Fourth - wear-levelling reservation: Depending on your BIOS the kernel may 
see parts of your drive which should usually be hidden (host protected area, 
HPA). If the HPA is visible, you should take that into account. 128GB SSDs 
usually have an HPA of 8GB accounting for 120GB. Depending on the 
manufacturer, they are announced with 120 or 128GB size. Recommendation: Use 
only 120GB. Better leave some extra spare space. It helps performance and 
live-time of the drive, especially when under write heavy applications. 
General recommendation is to use only about 80% of the drive calculated form 
the native size (read: including HPA). 256GB drives usually are sold as 
240GB but they are 256GB native. 512 is 500, and so on. There may be 
"strange" sizes like 480 which are simply multiples of the lower variants 
(because they are RAID-striped internally for better performance, like 4x 
120, so calculate 4x128GB natively). This is only a general abstraction, 
don't take it as law. Manufactures may follow different strategies. But it 
is generally not a bad idea to take this formula into account.

Take note, that when you reformat according to this recommendation, you have 
to trim your drive to take advantage of this. You can use "blkdiscard" for 
this to selectively or completely trim the drives. Proceed with care, take 
backups first. If used wrong, it will eat your data or even kill your kitty.

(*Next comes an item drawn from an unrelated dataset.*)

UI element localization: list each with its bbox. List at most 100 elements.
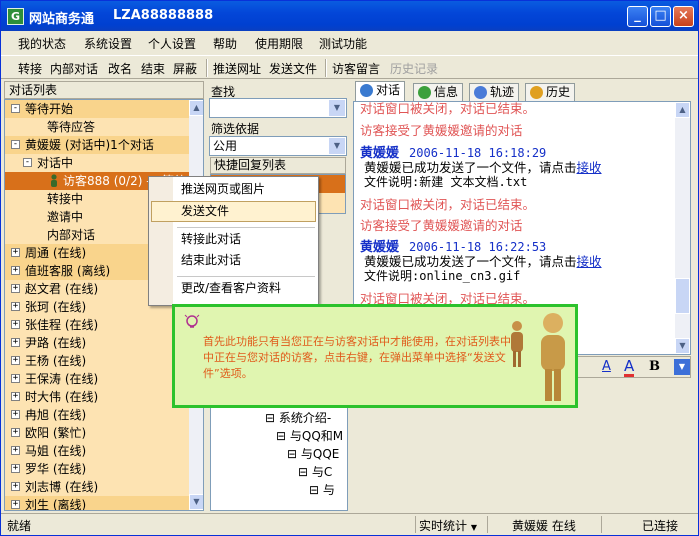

Apart from that, I've heard about discard problems with the Evo series from 
different sources. Samsung lately updated some firmwares, with the caveat 
that for some users that bricked their drives. Samsung will replace those 
drives. But at least it told me not to trust Samsung too much. In my job we 
also had a lot of problems with those drives in the past regarding SATA 
problems, performance problems (also in Windows), computer freezes, 
bluescreens. Most of them were fixed by BIOS and firmware updates, some 
others by using a high-quality SATA cable. So from my experience I'd check 
for such issues, too (especially the cable issue since SSDs can use higher 
SATA rates). We had good experience with SanDisk so far (read: no problems 
yet). I cannot say anything about other manufacturers.

I myself am using a Crucial MX100 128GB and am generally happy with it, 
except that writing is a bit slower compared to similar sized drives from 
other manufactures. But writing is not my primary target, and with bcache 
write-back it is still a lot faster than to HDD natively. I'm perfectly 
happy with its stability and reliability. And seeing that this drive didn't 
need a single firmware update yet since it is based off a (for Crucial) well 
known and established controller, speaks for stability. You cannot say that 
about Samsung although they offer great drives performance-wise. Personally 
I can recommend Crucial, tho on a broader range I don't have much experience 
with it wrt/ reliability.

Anyways: Your warning is well placed here regarding bcache and caching 
strategies. One should take it into account.

PS: I've used a block size of 4k and bucket size of 2M for my bcache setup. 
Probably it makes a difference. Other people here may give a deeper insight 
and maybe even explain why bcache defaults to 2k and 1M.

-- 
Replies to list only preferred.